The annihilation theorem for the completely reducible Lie superalgebras

A well known theorem of Duflo claims that the annihilator of a Verma module in the enveloping algebra of a complex semisimple Lie algebra is generated by its intersection with the centre. For a Lie superalgebra this result fails to be true. For instance, in the case of the orthosymplectic Lie superalgebra osp(1, 2), Pinczon gave in [Pi] an example of a Verma module whose annihilator is not generated by its intersection with the centre of universal enveloping algebra. More generally, Musson produced in [Mu1] a family of such "singular" Verma modules for osp(1, 2l) cases. In this article we give a necessary and sufficient condition on the highest weight of a osp(1, 2l)-Verma module for its annihilator to be generated by its intersection with the centre.
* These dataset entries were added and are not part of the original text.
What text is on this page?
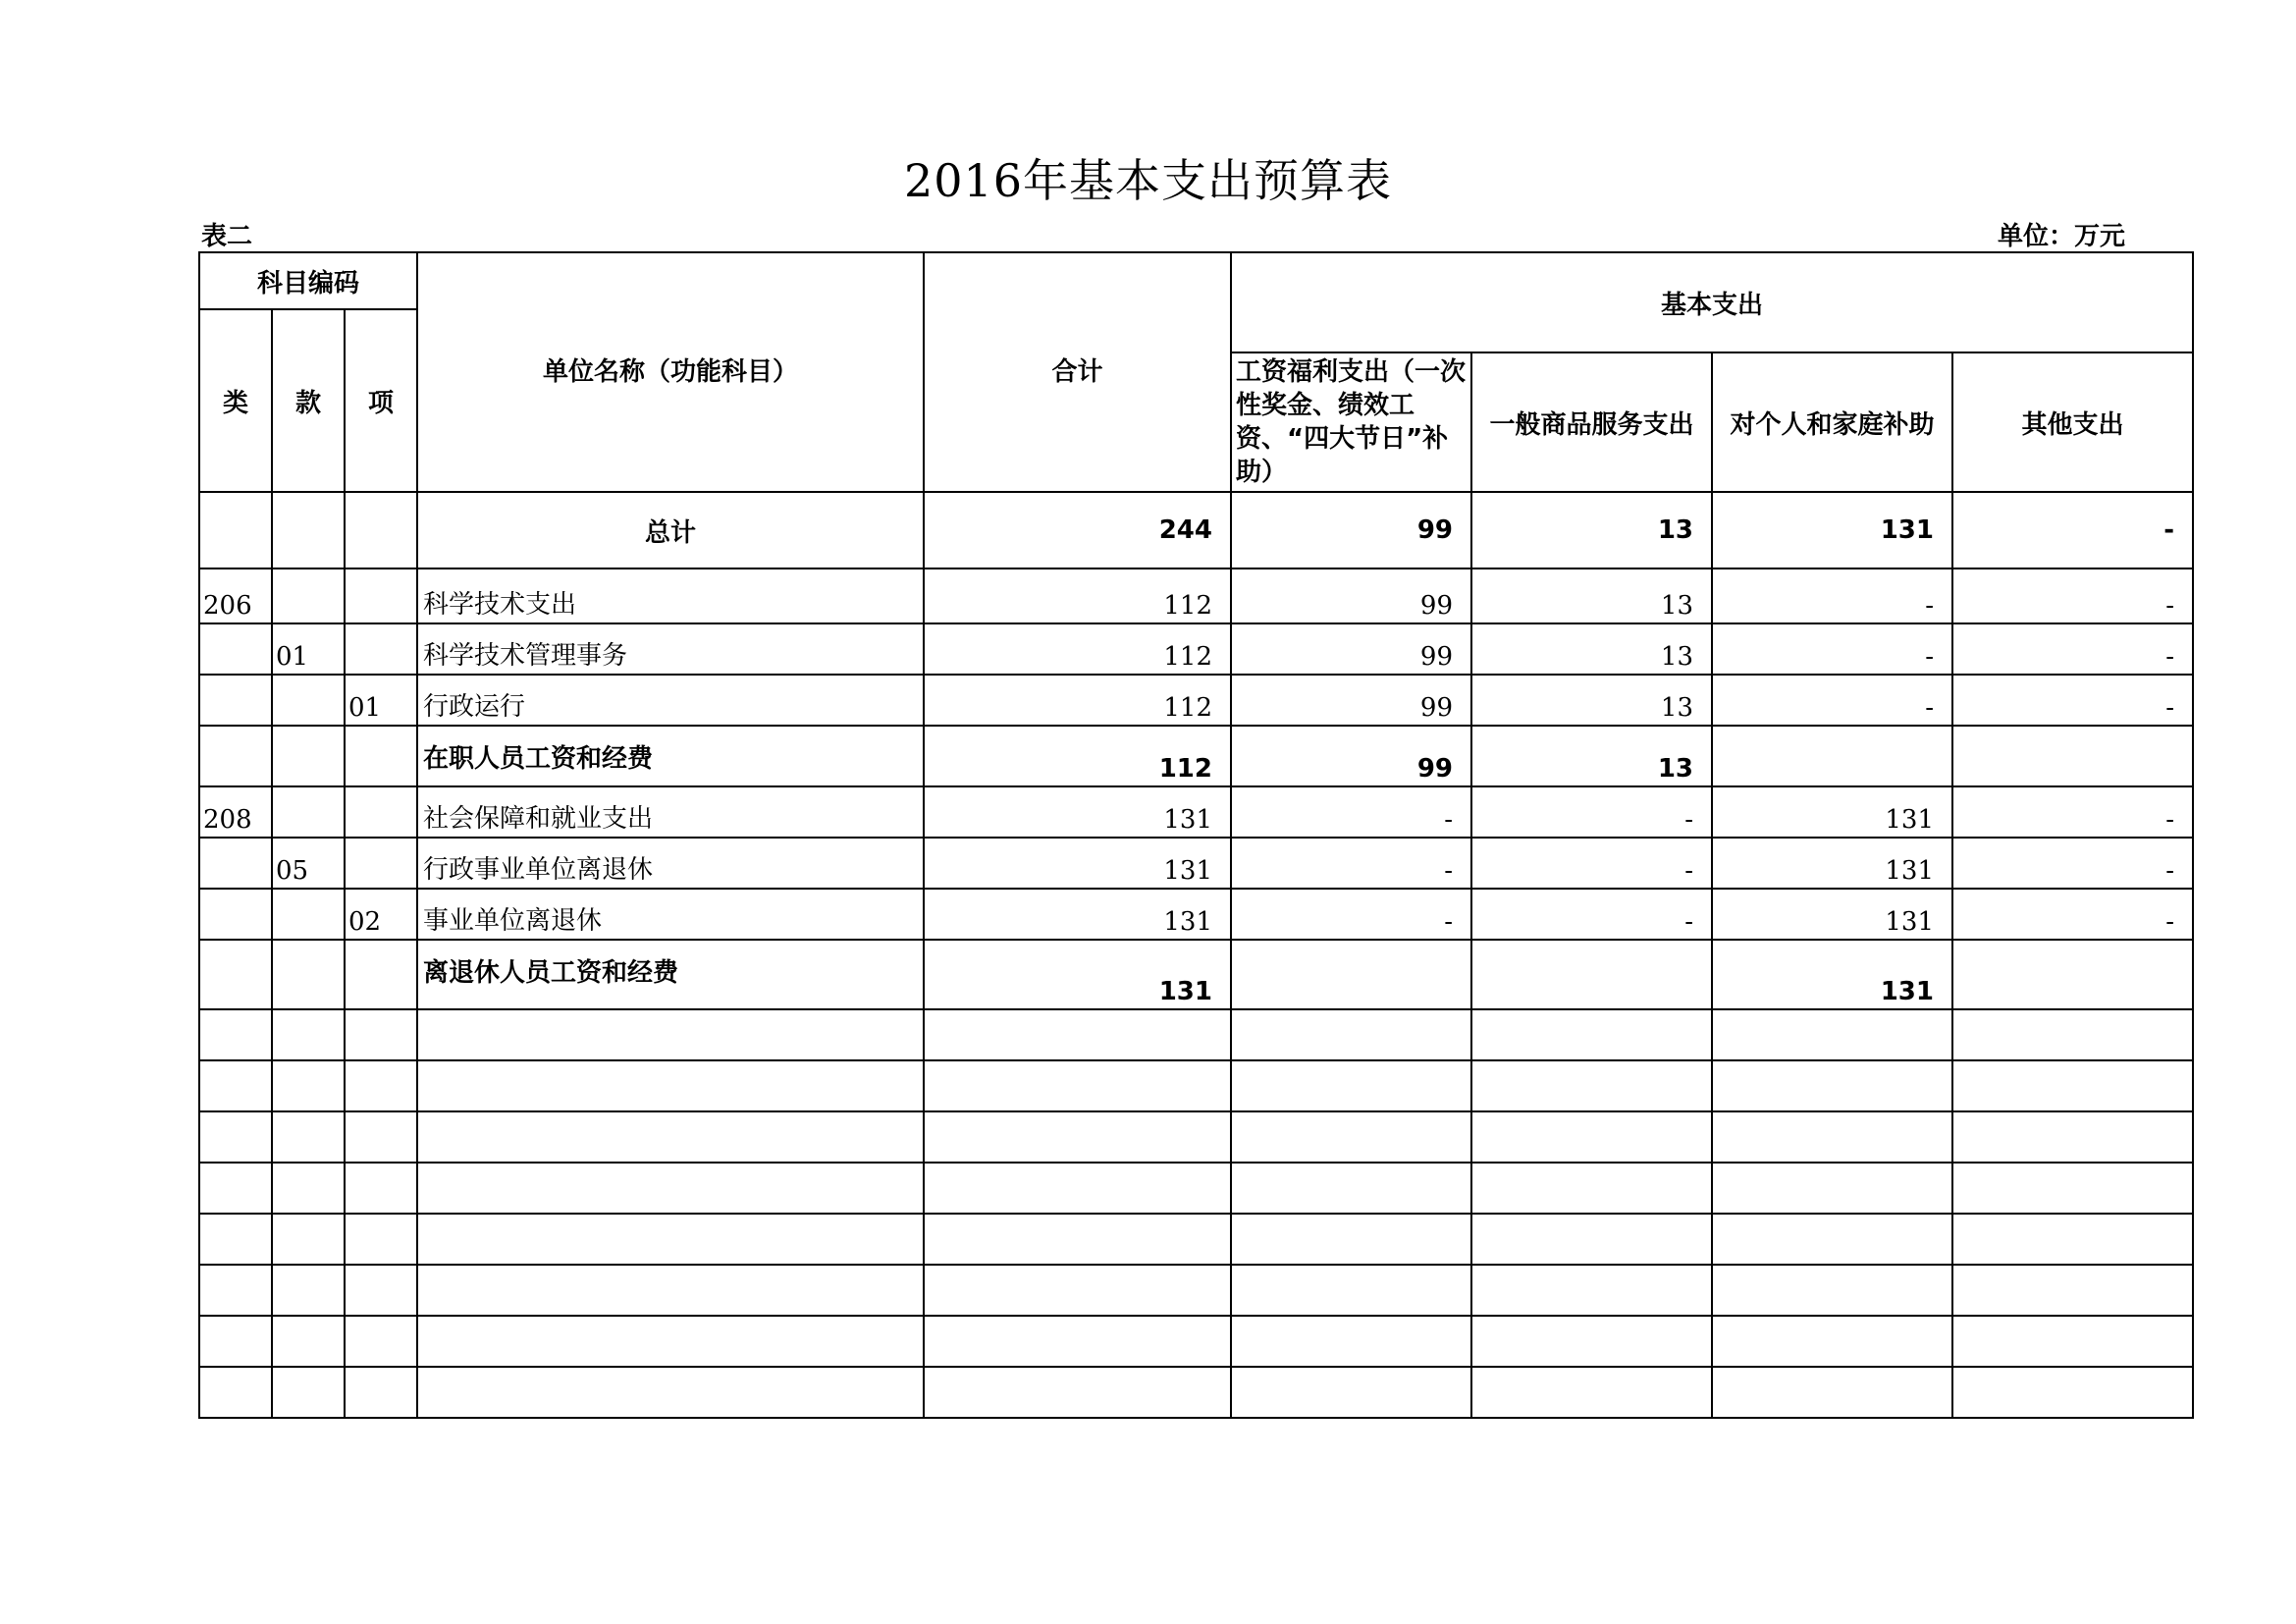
2016年基本支出预算表
表二	单位：万元
科目编码			单位名称（功能科目）	合计	基本支出			
类	款	项						
					工资福利支出（一次性奖金、绩效工资、“四大节日”补助）	一般商品服务支出	对个人和家庭补助	其他支出
			总计	244	99	13	131	-
206			科学技术支出	112	99	13	-	-
	01		科学技术管理事务	112	99	13	-	-
		01	行政运行	112	99	13	-	-
			在职人员工资和经费	112	99	13		
208			社会保障和就业支出	131	-	-	131	-
	05		行政事业单位离退休	131	-	-	131	-
		02	事业单位离退休	131	-	-	131	-
			离退休人员工资和经费	131			131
This answers a question of Musson. The classical proof of the Duflo theorem is based on a deep result of Kostant which uses some delicate algebraic geometry reasonings. Unfortunately these arguments can not be reproduced in the quantum and super cases. This obstruction forced Joseph and Letzter, in their work on the quantum case (see [JL]), to find an alternative approach to the Duflo theorem. Following their ideas, we compute the factorization of the Parthasarathy-Ranga-Rao-Varadarajan (PRV) determinants. Comparing it with the factorization of Shapovalov determinants we find, unlike to the classical and quantum cases, that the PRV determinant contains some extrafactors. The set of zeroes of these extrafactors is precisely the set of highest weights of Verma modules whose annihilators are not generated by their intersection with the centre. We also find an analogue of Hesselink formula (see [He]) giving the multiplicity of every simple finite dimensional module in the graded component of the harmonic space in the symmetric algebra.